Motorcycle riders are at greatest risk of being killed or seriously injured in crashes that occur during the late afternoon, research has found.

Police today released the findings of a recent review of motorcycle crashes in WA between 1995 and 2014.

The review identified a strong trend that indicated fatal and serious injury motorcycle crashes on Monday to Thursday are most likely to occur between 3pm and 6pm.

An analysis of all 1447 fatal and serious injury motorcycle crashes found that 932 resulted in serious injury.

"They resulted in 524 fatalities and 984 people being seriously injured," police said.

The research found that the crashes on Fridays are most likely to occur between 6pm and 9pm, with 3pm to 6pm still prominent.

"Fatal and serious injury motorcycle crashes on weekends are spread out across a greater part of the day, however, this is likely due to the fact on weekdays there are early morning and afternoon commuter motorcycles on the road," police said.

"There are a number of possible reasons for this, including motorcycle riders travelling in peak commuting times [and] taking greater risks [and] other vehicle drivers being distracted."

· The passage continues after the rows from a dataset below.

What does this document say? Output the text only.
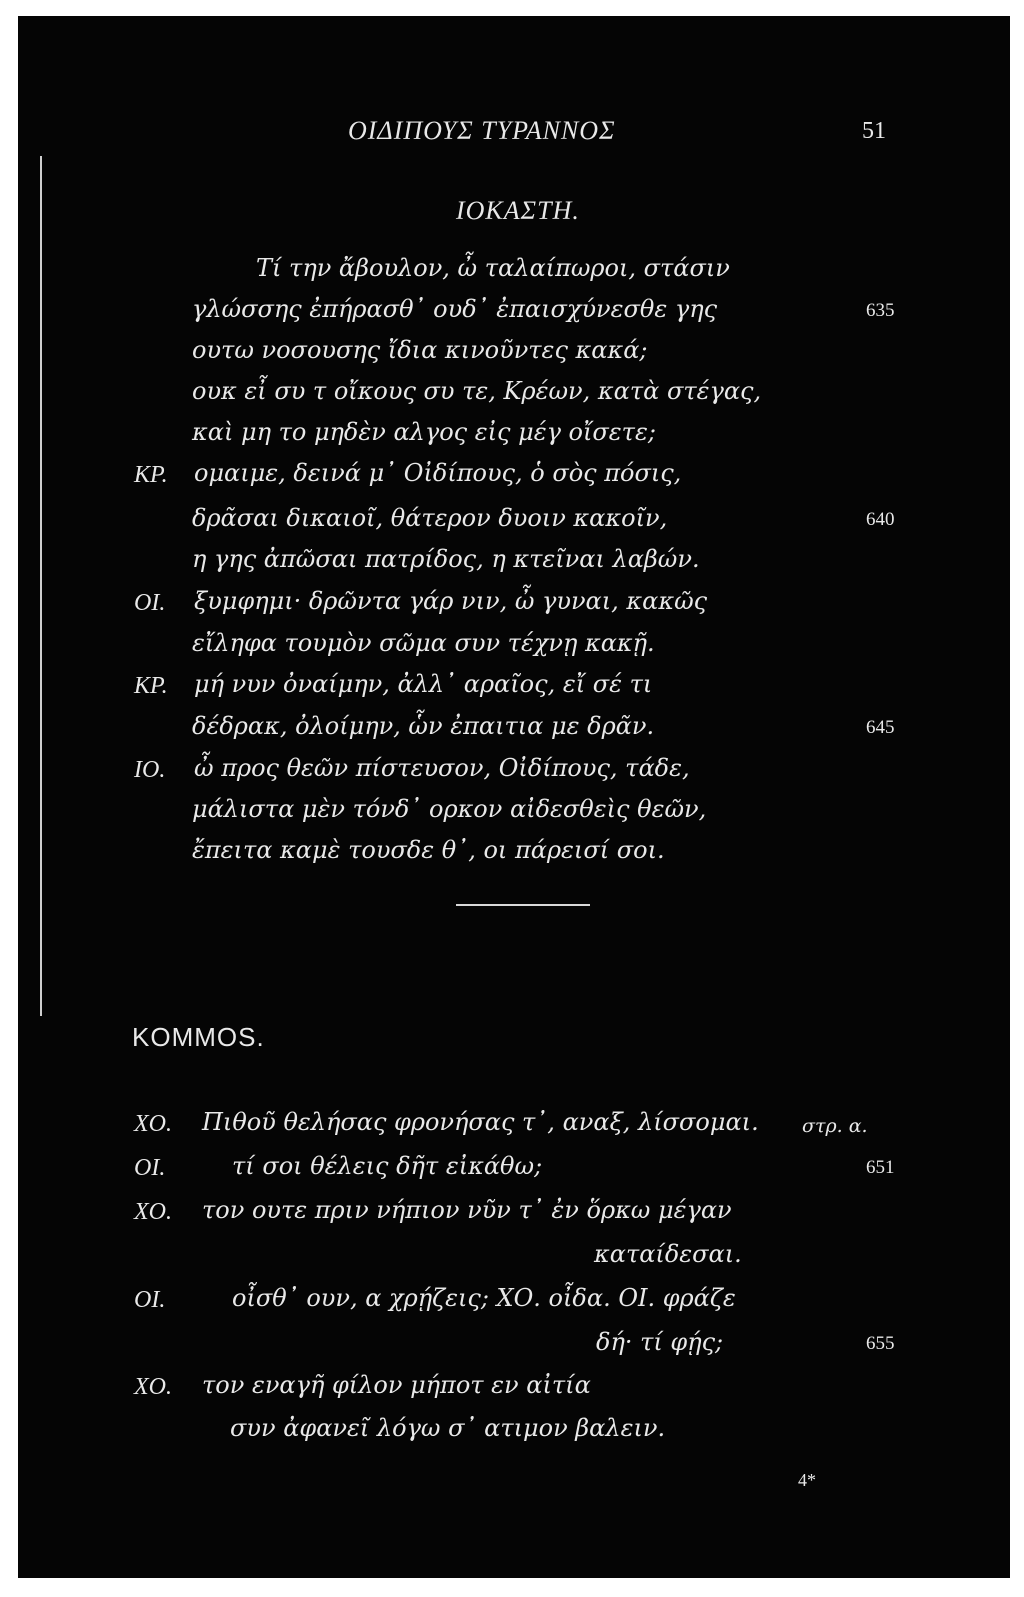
ΟΙΔΙΠΟΥΣ ΤΥΡΑΝΝΟΣ	51
ΙΟΚΑΣΤΗ.
Τί την ἄβουλον, ὦ ταλαίπωροι, στάσιν
γλώσσης ἐπήρασθ᾽ ουδ᾽ ἐπαισχύνεσθε γης	635
ουτω νοσουσης ἴδια κινοῦντες κακά;
ουκ εἶ συ τ οἴκους συ τε, Κρέων, κατὰ στέγας,
καὶ μη το μηδὲν αλγος εἰς μέγ οἴσετε;
ΚΡ. ομαιμε, δεινά μ᾽ Οἰδίπους, ὁ σὸς πόσις,
δρᾶσαι δικαιοῖ, θάτερον δυοιν κακοῖν,	640
η γης ἀπῶσαι πατρίδος, η κτεῖναι λαβών.
ΟΙ. ξυμφημι· δρῶντα γάρ νιν, ὦ γυναι, κακῶς
εἴληφα τουμὸν σῶμα συν τέχνῃ κακῇ.
ΚΡ. μή νυν ὀναίμην, ἀλλ᾽ αραῖος, εἴ σέ τι
δέδρακ, ὀλοίμην, ὧν ἐπαιτια με δρᾶν.	645
ΙΟ. ὦ προς θεῶν πίστευσον, Οἰδίπους, τάδε,
μάλιστα μὲν τόνδ᾽ ορκον αἰδεσθεὶς θεῶν,
ἔπειτα καμὲ τουσδε θ᾽, οι πάρεισί σοι.
KOMMOS.
ΧΟ. Πιθοῦ θελήσας φρονήσας τ᾽, αναξ, λίσσομαι. στρ. α.
ΟΙ.	τί σοι θέλεις δῆτ εἰκάθω;	651
ΧΟ. τον ουτε πριν νήπιον νῦν τ᾽ ἐν ὅρκω μέγαν
καταίδεσαι.
ΟΙ.	οἶσθ᾽ ουν, α χρῄζεις; ΧΟ. οἶδα. ΟΙ. φράζε
δή· τί φῄς;	655
ΧΟ. τον εναγῆ φίλον μήποτ εν αἰτία
συν ἀφανεῖ λόγω σ᾽ ατιμον βαλειν.
4*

Traffic and Emergency Response assistant commissioner Nick Anticich said many factors contributed to this trend, but the message to riders and motorists was clear: "If you are riding a motorcycle in the afternoon, history suggests you are at greater risk of being involved in a serious or fatal crash.

"Whether this is because you are tired from being at work, are in a rush to get home, or maybe you are passing other motorists that are tired or distracted, at the end of the day it is your life at risk, and you need to consider what you can do to stay safer," he said.

"Motorists travelling in the late afternoons also need to ensure they are alert, and not distracted.

"Driving a vehicle is a significant responsibility. One small moment of distraction or inattention can lead to devastating crashes."

Mr Anticich said that although in most cases the driver of a car would survive a crash involving a motorcycle, the psychological impact could last a lifetime.

Recent fatal and serious injury crashes involving motorcyclists made it clear that riders needed to change their mindset of believing they were bulletproof.

"Over the past couple of weeks we have seen too many motorcyclists involved in fatal and serious injury crashes," Mr Anticich said.

"Unfortunately, in many of the crashes, risky riding behaviour has been a factor in the crash, whether it be speeding, riding recklessly or dangerously and, of course, being under the influence of alcohol and/or drugs."

"Being a motorcyclist already makes you more vulnerable on the roads, so to add to that risk by conducting in more risky behaviour just doesn't make sense.

"You only have to look during peak hour to see motorcyclists lane-splitting at high speeds or weaving in and out of traffic in a dangerous manner."